Radio repurposed: An old technology offers girls new chances
In March 2020, the world changed. With COVID‑19 lockdowns and travel bans worldwide, online connection replaced in-person interaction. For students from nursery school to university, school switched to virtual platforms and learning from home.
But how do you learn from home with no smartphone or internet access?
In much of the world, that’s reality. Especially for girls, the combination of sudden school closure plus no online alternative is more than a setback — it can endanger their futures. Being out of school can mean added household responsibilities, pressure to marry early, and more.
So how do we ensure that girls without in-person or online education continue to thrive during the pandemic? By bringing new purpose to an old technology: radio.
From Nigeria to Nepal to Jordan, the stories below share how Mercy Corps and radio help young women continue to pursue education — and get closer to their dreams — despite the barriers of COVID‑19.
In Nigeria, Rahina (a participant in Mercy Corps girls’ education programme) says, "There was no way I would have been able to learn anything this period because no one in my house has a smartphone I can use for online classes.”
Our Nigeria programme works with marginalised girls to help ensure they complete secondary school. After COVID‑19 school closures, we collaborated with local partners to offer a radio literacy programme, teaching English, Mathematics and Life Skills.
An added bonus: the whole family can tune in. A student’s mother, Fatima, says: "It has not just been helpful to me but to my family as a whole, myself and my children sit to listen to the radio and learn together, and it is fun to learn together as a family.”
With graduation exams around the corner, 15- and 16-year-old students in rural Nepal were worried about how COVID‑19 school closures would affect them. Laxmi, a student and participant in Mercy Corps girls’ education programme, said: “At first I thought our exams would be postponed for a few weeks or so. But as the weeks turned into months, the level of uncertainty grew.”

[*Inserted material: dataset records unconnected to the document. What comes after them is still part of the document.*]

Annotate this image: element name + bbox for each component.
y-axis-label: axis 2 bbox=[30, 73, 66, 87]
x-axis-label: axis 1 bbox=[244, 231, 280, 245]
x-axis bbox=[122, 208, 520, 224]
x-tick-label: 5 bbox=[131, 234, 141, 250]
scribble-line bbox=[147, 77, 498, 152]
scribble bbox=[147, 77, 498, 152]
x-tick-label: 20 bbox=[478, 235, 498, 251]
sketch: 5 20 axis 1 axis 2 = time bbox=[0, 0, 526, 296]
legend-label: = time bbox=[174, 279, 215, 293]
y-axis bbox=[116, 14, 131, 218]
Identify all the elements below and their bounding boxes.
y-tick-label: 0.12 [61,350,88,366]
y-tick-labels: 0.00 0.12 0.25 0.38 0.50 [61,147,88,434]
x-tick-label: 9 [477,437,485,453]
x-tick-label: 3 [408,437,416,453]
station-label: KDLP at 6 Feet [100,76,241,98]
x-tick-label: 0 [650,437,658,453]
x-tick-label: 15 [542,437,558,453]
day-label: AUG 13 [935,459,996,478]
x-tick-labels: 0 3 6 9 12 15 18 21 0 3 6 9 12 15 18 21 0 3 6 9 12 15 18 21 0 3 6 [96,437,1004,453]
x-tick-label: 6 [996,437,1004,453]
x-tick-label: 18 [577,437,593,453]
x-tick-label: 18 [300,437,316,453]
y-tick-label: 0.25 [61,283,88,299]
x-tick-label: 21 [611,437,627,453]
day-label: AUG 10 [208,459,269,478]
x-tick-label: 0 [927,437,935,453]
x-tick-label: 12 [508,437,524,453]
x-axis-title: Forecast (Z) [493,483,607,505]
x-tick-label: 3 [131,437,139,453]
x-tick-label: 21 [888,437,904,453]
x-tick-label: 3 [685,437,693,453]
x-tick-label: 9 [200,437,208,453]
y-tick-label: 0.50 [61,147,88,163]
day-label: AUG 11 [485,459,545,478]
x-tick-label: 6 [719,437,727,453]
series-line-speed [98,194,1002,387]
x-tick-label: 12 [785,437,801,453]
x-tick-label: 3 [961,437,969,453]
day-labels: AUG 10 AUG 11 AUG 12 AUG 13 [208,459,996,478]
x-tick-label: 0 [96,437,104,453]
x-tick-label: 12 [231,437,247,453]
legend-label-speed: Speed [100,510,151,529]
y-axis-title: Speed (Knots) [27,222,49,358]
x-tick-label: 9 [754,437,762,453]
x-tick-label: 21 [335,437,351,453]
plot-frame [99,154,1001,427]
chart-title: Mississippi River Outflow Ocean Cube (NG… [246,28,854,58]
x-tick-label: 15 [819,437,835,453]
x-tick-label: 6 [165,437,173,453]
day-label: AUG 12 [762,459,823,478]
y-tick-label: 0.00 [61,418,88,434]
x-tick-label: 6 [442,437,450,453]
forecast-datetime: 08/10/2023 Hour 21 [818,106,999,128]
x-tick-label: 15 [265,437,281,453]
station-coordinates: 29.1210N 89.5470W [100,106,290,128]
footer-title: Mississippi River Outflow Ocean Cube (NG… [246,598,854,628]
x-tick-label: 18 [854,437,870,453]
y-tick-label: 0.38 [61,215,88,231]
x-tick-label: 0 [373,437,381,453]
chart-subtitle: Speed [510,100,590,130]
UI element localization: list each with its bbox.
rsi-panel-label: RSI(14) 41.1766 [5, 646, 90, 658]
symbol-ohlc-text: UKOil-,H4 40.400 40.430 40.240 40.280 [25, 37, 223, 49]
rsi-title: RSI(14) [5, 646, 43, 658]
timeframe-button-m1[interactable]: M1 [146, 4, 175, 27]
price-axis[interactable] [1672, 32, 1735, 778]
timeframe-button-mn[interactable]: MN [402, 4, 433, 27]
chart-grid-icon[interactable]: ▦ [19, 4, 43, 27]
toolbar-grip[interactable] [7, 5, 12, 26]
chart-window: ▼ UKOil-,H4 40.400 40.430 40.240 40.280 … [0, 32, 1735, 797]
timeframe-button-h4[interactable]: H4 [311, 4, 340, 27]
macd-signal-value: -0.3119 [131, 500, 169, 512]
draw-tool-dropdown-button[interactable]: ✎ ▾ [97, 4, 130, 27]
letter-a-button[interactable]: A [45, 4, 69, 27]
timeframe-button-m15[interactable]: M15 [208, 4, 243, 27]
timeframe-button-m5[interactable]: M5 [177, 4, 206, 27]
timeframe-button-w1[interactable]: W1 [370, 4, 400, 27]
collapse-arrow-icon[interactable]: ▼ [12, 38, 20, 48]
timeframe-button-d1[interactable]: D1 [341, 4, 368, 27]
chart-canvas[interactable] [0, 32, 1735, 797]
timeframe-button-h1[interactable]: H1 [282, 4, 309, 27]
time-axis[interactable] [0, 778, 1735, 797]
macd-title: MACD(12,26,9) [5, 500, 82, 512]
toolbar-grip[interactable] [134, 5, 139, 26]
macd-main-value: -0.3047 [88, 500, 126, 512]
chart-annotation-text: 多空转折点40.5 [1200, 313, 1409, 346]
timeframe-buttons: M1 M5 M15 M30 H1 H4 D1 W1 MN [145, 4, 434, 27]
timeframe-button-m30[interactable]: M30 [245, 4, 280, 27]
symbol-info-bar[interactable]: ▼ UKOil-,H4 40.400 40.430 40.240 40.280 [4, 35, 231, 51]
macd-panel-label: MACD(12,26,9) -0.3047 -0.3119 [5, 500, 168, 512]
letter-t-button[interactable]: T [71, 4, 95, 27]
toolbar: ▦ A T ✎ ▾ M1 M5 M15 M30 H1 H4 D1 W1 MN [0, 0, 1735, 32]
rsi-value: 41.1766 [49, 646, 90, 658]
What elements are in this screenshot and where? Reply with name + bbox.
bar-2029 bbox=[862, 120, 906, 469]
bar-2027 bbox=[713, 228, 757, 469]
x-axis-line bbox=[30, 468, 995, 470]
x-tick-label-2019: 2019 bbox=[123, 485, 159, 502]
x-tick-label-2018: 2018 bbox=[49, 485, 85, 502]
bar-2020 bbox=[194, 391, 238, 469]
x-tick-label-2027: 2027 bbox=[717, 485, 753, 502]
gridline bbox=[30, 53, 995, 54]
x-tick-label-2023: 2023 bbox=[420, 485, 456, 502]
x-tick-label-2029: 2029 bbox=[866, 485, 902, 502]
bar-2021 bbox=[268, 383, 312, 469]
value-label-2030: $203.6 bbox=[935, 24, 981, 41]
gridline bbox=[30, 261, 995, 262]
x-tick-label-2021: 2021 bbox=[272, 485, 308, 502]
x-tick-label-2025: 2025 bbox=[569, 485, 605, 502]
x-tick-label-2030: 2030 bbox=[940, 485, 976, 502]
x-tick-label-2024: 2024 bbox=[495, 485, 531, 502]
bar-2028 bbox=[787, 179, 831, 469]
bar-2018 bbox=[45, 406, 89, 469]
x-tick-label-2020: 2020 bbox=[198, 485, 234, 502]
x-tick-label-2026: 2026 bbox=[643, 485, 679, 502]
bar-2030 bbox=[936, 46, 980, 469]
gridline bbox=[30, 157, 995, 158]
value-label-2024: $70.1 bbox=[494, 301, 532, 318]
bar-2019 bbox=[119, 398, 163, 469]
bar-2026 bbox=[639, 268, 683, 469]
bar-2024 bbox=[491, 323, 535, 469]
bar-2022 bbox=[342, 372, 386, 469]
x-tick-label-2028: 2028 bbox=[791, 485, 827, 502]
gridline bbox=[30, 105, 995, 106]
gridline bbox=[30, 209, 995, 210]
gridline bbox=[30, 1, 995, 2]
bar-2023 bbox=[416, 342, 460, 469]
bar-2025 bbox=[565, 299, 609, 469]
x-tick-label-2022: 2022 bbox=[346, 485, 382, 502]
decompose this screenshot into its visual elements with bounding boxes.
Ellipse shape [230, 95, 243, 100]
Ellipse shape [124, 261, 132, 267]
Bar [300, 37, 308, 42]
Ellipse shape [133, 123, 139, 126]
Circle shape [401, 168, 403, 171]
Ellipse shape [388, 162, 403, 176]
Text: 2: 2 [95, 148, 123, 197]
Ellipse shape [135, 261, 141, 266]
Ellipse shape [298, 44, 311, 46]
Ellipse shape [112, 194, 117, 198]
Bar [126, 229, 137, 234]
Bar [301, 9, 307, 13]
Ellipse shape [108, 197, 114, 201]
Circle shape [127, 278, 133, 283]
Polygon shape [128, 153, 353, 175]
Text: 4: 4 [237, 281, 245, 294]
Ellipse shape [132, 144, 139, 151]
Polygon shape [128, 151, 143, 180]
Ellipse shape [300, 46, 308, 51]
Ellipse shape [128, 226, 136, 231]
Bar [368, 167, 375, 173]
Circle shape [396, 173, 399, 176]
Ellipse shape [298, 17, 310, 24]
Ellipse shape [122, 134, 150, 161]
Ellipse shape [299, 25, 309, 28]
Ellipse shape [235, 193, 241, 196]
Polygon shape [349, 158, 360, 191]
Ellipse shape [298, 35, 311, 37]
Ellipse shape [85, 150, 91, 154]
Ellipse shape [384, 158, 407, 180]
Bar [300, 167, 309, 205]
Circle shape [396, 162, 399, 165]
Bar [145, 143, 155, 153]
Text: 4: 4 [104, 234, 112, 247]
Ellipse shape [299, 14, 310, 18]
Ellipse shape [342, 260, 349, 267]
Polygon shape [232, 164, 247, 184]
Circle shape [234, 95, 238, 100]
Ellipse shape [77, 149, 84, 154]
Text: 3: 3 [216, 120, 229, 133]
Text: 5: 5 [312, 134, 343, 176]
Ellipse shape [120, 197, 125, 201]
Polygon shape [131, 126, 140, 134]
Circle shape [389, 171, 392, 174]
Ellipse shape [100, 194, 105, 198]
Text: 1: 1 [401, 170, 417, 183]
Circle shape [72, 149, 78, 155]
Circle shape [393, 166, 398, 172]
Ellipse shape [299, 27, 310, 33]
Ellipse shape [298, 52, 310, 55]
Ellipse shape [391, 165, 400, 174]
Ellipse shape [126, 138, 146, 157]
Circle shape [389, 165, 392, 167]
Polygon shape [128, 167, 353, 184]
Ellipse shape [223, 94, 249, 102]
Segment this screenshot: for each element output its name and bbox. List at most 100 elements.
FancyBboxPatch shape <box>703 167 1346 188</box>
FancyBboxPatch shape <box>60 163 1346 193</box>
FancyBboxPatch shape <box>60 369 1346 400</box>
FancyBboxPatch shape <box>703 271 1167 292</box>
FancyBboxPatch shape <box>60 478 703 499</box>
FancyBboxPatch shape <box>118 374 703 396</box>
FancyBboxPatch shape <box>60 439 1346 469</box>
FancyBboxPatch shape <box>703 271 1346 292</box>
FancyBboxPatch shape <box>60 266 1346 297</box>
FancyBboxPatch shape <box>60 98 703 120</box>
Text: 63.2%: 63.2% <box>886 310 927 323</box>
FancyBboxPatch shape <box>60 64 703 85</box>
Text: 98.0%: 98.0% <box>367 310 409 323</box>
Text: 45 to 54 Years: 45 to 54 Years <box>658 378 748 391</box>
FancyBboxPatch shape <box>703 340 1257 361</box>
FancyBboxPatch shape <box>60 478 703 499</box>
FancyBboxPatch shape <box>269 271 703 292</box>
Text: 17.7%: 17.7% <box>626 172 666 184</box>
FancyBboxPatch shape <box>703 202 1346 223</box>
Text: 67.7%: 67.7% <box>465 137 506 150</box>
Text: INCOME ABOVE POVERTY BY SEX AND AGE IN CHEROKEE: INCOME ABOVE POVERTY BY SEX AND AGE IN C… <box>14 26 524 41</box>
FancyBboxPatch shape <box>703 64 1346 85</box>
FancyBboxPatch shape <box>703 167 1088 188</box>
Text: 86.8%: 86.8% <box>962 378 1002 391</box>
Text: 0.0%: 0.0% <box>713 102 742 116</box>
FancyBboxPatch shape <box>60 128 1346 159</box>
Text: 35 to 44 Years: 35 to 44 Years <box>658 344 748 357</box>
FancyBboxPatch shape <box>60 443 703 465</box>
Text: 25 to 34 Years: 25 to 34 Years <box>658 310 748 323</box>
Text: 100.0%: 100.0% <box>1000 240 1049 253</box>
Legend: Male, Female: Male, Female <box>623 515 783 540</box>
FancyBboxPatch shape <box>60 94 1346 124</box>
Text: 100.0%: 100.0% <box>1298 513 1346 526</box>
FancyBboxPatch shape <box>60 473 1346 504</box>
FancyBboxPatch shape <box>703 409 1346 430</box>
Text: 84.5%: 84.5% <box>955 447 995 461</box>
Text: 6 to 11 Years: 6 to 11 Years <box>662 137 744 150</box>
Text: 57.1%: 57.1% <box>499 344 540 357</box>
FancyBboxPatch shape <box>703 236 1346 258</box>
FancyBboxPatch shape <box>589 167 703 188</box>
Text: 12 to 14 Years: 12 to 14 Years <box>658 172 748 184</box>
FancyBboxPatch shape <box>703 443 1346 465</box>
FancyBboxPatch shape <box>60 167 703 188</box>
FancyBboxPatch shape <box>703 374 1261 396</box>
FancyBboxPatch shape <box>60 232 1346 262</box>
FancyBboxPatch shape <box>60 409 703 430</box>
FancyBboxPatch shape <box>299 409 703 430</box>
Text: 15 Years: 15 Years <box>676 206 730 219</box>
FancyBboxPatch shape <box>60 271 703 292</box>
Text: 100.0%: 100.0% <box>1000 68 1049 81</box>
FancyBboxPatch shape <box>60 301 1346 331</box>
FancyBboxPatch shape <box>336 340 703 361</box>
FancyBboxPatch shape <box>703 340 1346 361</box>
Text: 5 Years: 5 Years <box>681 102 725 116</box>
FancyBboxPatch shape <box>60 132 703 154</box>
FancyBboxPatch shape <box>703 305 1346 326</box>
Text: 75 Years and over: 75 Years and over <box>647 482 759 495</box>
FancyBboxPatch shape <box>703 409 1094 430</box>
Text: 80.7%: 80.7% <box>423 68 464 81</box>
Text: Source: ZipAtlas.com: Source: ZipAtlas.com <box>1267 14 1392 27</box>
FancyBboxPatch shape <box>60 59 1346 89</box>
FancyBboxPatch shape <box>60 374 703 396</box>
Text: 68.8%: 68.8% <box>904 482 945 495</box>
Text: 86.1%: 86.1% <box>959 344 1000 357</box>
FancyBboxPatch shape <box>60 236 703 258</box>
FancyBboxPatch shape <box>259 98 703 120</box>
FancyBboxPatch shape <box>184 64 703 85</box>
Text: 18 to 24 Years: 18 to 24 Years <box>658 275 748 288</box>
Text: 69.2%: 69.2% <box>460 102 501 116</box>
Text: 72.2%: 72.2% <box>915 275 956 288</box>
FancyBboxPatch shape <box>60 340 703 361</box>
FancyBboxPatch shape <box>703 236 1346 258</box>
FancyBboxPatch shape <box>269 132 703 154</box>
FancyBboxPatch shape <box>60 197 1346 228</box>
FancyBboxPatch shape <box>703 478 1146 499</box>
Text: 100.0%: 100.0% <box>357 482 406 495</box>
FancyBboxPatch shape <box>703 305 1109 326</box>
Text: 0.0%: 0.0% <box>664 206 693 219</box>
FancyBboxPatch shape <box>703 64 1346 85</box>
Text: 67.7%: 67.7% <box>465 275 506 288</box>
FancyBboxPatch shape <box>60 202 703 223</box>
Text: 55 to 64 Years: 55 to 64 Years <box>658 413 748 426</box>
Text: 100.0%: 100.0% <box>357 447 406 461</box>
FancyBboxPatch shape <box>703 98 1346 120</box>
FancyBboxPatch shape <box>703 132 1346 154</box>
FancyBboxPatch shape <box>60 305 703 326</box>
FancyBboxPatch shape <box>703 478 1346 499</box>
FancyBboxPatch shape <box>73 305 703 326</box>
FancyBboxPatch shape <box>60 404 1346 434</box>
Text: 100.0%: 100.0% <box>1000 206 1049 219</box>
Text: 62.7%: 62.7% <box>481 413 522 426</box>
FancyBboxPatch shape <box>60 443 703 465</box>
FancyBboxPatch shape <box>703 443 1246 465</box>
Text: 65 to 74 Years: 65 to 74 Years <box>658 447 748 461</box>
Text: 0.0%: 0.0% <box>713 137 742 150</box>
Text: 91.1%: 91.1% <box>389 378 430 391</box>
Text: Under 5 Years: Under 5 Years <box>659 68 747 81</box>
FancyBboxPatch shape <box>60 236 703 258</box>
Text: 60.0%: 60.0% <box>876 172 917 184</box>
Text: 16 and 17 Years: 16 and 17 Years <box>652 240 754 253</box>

We found that distance learning through mediums like the internet and TV were not feasible — many students lacked internet access and hardware like laptops, smartphones and televisions. We chose to disseminate lessons through local FM stations — the most popular and accessible source of information in the region. The radio sessions helped students recall what they had learned in the academic year to better prepare for exams.
In Jordan, radio provides more than a medium for education — it’s a chance for youth to share their own voices on the air.
Mercy Corps partnered with Masmoo3, the first company producing Arabic audiobooks in Jordan. Masmoo3 provides professional training for youth to become narrators for scripts of audiobooks, advertisements, cartoon characters, audio translation and documentaries.
Shorouq (pictured in top image) is one of twelve Syrian and Jordanian youth learning voice playback and audiobook narration in the programme. She says:
“I have been passionate about this field since I was little. Thanks to this opportunity, I managed to combine my passion in media with my university degree in Education, to produce and direct my own radio show which focuses on family education.”
Mercy Corps programmes continue to adapt to the shifting demands of communications during COVID‑19. Whether online, in person, or on the radio, we know we must use every available tool to reach people safely where they are now, while building foundations for a more prosperous future.